Optical and electrical properties and conduction mechanism of [(CH3)2NH2]2CoCl4

Monoclinic crystals of (CH₃)₂NH₂]₂CoCl₄ are of the space group P2₁/n. Unit cell dimensions are as follows: a = 8.5393 Å, b = 11.3905 Å, c = 13.4069 Å and β = 91.02°. This compound undergoes several phase transitions. The optical properties were measured by means of UV–visible absorption spectroscopy in the range 200–800 nm. Analysis of the data revealed the existence of direct allowed optical transition mechanisms with bandgap energy equal to 3.84 eV. The electrical conductivity of (CH₃)₂NH₂]₂CoCl₄ was studied in the frequency range 10⁻¹–10⁶ Hz and in the temperature range 411–449 K by means of impedance spectroscopy. Impedance and modulus analyses indicated temperature-independent distribution of relaxation times and non-Debye behavior in this material.
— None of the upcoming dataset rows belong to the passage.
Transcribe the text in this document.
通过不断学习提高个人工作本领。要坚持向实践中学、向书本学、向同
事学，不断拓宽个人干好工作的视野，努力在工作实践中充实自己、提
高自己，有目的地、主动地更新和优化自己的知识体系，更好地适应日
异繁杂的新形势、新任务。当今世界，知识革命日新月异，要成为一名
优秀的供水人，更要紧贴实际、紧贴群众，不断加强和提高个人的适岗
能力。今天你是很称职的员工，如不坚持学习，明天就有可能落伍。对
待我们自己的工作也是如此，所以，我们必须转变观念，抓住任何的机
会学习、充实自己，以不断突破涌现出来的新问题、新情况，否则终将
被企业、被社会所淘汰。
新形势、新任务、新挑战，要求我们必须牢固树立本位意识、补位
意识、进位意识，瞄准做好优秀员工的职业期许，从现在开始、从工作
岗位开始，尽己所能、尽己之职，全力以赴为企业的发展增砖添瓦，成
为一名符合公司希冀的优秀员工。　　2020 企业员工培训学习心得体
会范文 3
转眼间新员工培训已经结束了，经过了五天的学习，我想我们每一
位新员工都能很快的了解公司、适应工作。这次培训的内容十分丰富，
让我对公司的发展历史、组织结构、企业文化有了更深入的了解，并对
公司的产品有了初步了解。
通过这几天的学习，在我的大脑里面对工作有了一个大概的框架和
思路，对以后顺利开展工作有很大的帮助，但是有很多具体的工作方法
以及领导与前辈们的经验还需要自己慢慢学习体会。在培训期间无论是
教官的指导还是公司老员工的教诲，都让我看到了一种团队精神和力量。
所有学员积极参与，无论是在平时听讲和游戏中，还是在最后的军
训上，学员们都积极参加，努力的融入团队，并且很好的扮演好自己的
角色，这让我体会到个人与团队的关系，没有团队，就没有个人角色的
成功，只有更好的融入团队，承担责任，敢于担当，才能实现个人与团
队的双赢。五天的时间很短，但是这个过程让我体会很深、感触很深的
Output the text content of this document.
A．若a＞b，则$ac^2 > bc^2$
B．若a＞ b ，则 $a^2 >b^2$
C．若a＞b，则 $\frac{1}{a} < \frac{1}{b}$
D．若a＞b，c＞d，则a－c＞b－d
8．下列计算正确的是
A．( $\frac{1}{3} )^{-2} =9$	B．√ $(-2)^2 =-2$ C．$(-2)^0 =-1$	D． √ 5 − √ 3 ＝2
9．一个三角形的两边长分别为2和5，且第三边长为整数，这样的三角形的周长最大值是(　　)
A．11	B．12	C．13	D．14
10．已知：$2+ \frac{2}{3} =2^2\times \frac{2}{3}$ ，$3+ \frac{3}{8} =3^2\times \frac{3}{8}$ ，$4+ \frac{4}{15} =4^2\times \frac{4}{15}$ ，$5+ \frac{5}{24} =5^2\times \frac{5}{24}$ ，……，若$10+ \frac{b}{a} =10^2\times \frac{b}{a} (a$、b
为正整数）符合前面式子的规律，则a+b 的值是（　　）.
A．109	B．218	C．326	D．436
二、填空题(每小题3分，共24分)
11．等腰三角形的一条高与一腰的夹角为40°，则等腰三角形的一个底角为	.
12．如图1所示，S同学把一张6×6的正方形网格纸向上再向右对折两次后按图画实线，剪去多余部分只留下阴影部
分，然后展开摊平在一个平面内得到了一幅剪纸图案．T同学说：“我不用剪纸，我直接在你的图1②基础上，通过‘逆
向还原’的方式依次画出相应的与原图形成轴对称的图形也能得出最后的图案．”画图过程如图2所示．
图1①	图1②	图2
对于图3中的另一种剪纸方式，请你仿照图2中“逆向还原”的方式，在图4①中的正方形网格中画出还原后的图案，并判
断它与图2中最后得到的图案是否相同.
A super-linear power law was observed for the AC conductivity, which was analyzed based on the jump relaxation model σ_ac = σ_dc + A₁ω^s1 + A₂ω^s2. Accordingly, the first AC term A₁ω^s1 corresponds to translational hopping motion and the second term A₂ω^s2 to well-localized hopping and/or reorientational motion. Conduction takes place via correlated barrier hopping in phases I and II.